Firefighters pulled “numerous” people out of the water, said Braden Frame, president of the Lake Travis Fire Fighters Association. It was not clear how many had needed rescuing, he said.
The number of boats participating in the gathering was not immediately clear. Dark said there were “too many variables” to say for sure what exactly happened.
With winds around 10 mph, and gusting to as much as 15 mph, the weather conditions in and around the lake most likely would not have caused the boats to sink, Aaron Treadway, a meteorologist with the National Weather Service in the Austin/San Antonio office, said.
Frame praised the work of emergency responders, noting that the rescuers had faced “significant challenges due to the amount of waves and chop on the water today.”
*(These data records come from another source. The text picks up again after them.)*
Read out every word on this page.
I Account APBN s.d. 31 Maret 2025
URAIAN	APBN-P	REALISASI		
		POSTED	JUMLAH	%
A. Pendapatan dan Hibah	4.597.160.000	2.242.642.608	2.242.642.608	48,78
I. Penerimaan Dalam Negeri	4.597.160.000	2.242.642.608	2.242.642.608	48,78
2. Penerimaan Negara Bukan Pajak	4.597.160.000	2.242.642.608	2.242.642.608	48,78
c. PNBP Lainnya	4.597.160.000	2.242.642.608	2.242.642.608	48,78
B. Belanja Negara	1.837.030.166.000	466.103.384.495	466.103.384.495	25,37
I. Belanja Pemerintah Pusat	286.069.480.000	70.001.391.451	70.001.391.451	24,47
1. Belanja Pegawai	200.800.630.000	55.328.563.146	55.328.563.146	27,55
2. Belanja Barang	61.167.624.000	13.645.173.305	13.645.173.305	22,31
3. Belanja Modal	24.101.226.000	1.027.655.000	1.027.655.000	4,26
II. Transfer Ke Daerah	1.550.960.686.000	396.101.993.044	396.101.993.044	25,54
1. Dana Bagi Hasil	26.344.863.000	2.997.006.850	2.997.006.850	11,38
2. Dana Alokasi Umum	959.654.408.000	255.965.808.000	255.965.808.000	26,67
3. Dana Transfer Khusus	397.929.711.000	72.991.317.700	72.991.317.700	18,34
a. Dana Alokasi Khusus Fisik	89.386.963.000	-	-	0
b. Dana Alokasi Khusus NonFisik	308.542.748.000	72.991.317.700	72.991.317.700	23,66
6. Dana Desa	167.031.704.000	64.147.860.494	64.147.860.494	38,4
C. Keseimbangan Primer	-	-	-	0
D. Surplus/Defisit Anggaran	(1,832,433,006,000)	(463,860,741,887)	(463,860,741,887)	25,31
“We train for water rescues regularly, but this is the first multi-vessel, multi-incident water rescue that we’ve responded to not precipitated by a collision,” he said.
Steve Salinas, 42, said that the water had been choppy and the swells had been high when he went to launch his 22-foot boat, decorated with 8-foot-tall flagpoles.
Salinas, who helped organise the event, which was called the Lake Travis Trump Boat Parade and was organised on Facebook, said the boat parade was “one way that Trump supporters can get out and express themselves without causing too much trouble or congestion in streets.”
Salinas said he had seen vessels of all sizes Saturday — from 60-foot yachts to 8-foot boats. Mixed with the number of boats headed in the same direction, their various sizes and the choppy water, Salinas said, accidents were bound to happen.
“You can have really great water one second, and it could get some pretty heavy swells in a matter of minutes,” he said. “Once boats get on a lake, Mother Nature has its own plans.”
Other boat parades to display support for President Donald Trump have taken place this summer.
In Oregon, a boat sank after it was swamped by waves from a passing boat parade, The Oregonian reported. The people on the boat, which was not involved in the parade, were not injured.
Another parade, the Nation’s Capital Trumptilla Boat Parade and Rally, is planned for Sunday on the Potomac River.